NO EXISTING FEDERAL AGENCY IS CAPABLE OF PROTECTING PRIVACY
Joel R. Reidenberg, Professor of Law and Director of Graduate Program Academic Affairs, Fordham University School of Law, " Restoring Americans' Privacy in Electronic Commerce," Berkeley Technology Law Journal, Spring, 1999, 14 Berkeley Tech. L.J. 771, EE2001-JGM, P. 771
FEDERALISM PROBLEMS SHOULD BE DEALT WITH BEFORE LEGISLATION IS PASSED
The Washington Post, November 18, 1999, SECTION: EDITORIAL; Pg. A40 TITLE: Privacy and the Court // acs-EE2001
The message for Congress: Lawmakers must consider federalism problems before legislating, or the court will do it for them afterward.
FEDERAL REGULATIONS WHICH ARE LESS STRINGENT THAN STATE REGULATIONS UNDERMINE THE STATE PROTECTIONS
ROBERT PEAR, The New York Times, October 30, 1999, SECTION: Section A; Page 1; TITLE: RULES ON PRIVACY OF PATIENT DATA STIR HOT DEBATE // acs-EE2001
In theory, the Federal rules do not override state laws that provide more protection for privacy.

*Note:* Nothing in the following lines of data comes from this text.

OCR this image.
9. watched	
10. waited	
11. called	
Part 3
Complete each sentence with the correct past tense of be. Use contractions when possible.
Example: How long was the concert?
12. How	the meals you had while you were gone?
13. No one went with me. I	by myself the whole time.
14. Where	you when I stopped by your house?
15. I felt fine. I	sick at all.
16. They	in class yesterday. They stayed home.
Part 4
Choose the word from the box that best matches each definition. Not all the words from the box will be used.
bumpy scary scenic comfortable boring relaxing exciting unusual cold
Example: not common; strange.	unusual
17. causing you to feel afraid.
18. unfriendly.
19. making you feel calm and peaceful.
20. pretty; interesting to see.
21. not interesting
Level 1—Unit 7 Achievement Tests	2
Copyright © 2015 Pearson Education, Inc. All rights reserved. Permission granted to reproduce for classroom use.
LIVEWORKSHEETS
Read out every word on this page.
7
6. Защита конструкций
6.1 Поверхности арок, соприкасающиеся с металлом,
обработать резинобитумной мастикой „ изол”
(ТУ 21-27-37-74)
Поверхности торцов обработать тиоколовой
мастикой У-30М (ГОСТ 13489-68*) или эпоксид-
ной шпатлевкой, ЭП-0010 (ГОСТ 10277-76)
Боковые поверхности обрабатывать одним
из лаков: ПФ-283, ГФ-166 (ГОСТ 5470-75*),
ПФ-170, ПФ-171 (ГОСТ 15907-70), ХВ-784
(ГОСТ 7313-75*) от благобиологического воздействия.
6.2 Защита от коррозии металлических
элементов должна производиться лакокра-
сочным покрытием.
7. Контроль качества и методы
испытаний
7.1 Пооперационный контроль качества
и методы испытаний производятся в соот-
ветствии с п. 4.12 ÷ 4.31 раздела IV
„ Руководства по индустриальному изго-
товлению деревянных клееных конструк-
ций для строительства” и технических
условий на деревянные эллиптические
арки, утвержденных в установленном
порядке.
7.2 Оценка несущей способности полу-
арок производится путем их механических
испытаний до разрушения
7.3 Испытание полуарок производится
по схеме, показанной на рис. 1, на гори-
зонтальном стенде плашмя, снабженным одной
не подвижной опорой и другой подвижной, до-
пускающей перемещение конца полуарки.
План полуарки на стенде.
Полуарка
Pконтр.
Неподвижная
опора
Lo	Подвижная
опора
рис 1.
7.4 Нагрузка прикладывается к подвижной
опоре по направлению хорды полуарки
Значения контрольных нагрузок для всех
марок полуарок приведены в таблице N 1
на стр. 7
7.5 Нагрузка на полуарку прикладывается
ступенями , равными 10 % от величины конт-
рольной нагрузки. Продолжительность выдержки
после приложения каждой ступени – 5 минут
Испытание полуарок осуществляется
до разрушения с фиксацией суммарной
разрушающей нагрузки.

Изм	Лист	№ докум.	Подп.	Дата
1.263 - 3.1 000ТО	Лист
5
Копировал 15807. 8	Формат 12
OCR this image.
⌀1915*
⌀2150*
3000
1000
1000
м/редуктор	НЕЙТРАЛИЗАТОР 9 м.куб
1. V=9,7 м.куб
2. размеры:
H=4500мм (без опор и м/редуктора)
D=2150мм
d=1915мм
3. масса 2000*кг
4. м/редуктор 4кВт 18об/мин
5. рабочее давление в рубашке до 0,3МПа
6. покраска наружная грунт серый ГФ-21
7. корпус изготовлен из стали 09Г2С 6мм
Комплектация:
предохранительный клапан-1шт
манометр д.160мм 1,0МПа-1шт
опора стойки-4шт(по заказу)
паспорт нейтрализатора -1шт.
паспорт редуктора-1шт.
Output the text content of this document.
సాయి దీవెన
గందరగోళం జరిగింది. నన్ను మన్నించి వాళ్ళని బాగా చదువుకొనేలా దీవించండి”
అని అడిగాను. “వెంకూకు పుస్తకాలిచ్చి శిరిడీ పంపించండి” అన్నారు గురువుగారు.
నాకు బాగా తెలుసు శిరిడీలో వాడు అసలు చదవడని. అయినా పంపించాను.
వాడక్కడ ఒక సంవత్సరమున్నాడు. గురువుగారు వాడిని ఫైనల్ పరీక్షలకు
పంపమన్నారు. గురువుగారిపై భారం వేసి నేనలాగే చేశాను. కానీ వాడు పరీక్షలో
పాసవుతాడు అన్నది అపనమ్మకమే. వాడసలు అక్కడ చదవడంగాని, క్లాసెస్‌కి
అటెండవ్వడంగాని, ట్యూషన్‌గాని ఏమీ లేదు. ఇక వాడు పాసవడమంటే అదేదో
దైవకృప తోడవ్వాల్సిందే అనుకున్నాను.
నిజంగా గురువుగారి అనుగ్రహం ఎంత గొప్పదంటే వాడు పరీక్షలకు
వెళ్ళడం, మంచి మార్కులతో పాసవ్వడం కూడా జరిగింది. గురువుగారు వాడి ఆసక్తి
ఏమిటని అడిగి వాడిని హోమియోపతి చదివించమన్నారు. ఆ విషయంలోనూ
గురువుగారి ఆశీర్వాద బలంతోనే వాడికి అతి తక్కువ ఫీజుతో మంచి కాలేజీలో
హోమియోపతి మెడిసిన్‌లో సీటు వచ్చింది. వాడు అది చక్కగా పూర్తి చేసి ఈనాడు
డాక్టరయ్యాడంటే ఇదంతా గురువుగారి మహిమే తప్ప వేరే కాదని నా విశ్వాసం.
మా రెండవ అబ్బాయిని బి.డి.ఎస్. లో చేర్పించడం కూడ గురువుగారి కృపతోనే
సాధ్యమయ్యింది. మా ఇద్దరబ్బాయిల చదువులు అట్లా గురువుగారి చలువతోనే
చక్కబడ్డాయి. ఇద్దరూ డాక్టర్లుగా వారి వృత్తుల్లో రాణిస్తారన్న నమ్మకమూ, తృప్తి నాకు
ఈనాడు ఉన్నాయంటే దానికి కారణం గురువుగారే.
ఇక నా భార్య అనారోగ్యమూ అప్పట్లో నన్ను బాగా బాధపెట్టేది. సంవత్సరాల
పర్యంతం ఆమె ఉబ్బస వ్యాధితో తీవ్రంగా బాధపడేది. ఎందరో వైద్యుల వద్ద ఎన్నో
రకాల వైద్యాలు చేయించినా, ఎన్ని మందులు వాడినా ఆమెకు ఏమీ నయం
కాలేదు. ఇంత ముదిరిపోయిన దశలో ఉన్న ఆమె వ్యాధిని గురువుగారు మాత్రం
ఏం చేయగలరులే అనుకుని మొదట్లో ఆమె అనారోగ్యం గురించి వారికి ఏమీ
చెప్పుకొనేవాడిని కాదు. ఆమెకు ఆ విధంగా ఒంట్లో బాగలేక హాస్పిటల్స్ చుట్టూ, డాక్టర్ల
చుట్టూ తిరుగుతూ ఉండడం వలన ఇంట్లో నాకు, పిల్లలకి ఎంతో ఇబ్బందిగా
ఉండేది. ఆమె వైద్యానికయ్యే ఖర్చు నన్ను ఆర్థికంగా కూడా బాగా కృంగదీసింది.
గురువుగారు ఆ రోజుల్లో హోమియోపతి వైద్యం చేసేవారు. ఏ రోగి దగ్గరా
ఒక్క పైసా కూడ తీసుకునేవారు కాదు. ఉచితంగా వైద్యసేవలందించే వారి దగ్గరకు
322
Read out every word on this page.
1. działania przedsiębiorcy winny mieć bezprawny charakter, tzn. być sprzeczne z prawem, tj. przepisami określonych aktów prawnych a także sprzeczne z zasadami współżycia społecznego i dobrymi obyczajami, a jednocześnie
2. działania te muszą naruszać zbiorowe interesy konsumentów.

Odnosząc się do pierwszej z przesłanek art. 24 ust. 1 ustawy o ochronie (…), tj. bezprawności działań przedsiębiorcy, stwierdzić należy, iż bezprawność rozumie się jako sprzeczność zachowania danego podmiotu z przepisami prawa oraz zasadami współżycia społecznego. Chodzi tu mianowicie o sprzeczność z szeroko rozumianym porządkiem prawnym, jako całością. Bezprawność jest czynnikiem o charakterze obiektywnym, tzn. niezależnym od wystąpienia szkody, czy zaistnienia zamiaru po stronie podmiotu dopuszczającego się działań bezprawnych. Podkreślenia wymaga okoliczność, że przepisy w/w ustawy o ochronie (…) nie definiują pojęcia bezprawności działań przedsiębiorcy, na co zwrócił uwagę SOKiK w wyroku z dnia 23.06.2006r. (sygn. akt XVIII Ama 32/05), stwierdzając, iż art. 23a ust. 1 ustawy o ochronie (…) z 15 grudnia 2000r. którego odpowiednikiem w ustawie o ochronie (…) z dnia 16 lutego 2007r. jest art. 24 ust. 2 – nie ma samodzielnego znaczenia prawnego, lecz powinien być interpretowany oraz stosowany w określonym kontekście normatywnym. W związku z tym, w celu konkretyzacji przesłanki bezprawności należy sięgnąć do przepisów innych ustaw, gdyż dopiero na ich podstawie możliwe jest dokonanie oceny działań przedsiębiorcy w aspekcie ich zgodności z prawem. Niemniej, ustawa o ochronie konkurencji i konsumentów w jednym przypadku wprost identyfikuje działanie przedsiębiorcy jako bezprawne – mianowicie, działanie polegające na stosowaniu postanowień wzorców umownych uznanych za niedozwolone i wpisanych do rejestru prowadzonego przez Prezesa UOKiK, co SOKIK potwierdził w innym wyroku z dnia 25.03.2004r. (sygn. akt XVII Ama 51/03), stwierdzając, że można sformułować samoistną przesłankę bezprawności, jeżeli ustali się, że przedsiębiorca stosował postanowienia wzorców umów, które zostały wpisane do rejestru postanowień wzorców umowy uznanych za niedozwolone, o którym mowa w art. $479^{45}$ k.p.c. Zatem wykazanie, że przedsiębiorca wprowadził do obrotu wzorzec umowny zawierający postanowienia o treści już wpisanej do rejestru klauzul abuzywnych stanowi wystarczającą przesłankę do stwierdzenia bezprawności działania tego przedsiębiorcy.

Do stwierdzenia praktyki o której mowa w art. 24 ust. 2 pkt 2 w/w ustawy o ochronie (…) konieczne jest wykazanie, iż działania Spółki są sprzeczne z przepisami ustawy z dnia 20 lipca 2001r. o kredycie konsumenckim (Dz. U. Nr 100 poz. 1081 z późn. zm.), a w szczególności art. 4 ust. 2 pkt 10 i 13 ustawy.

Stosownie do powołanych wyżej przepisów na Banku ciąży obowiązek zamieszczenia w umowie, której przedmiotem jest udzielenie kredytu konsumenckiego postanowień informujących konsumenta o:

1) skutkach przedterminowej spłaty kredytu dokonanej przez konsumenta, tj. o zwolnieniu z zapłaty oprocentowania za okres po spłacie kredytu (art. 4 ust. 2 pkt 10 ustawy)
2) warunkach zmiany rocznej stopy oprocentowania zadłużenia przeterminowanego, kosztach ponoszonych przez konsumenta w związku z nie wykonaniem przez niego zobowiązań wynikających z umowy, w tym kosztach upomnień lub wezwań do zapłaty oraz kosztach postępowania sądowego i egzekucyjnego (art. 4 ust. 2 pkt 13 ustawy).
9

But William B. Bruno, a lawyer for the psychiatric association, said, "Patients could lose some protections they now have. At present -- because of state laws, court decisions and canons of medical ethics -- many hospitals will not disclose medical records unless the patient gives consent. The Federal Government is now weighing in, saying that's not required. It's giving a green light for significant changes in current practice."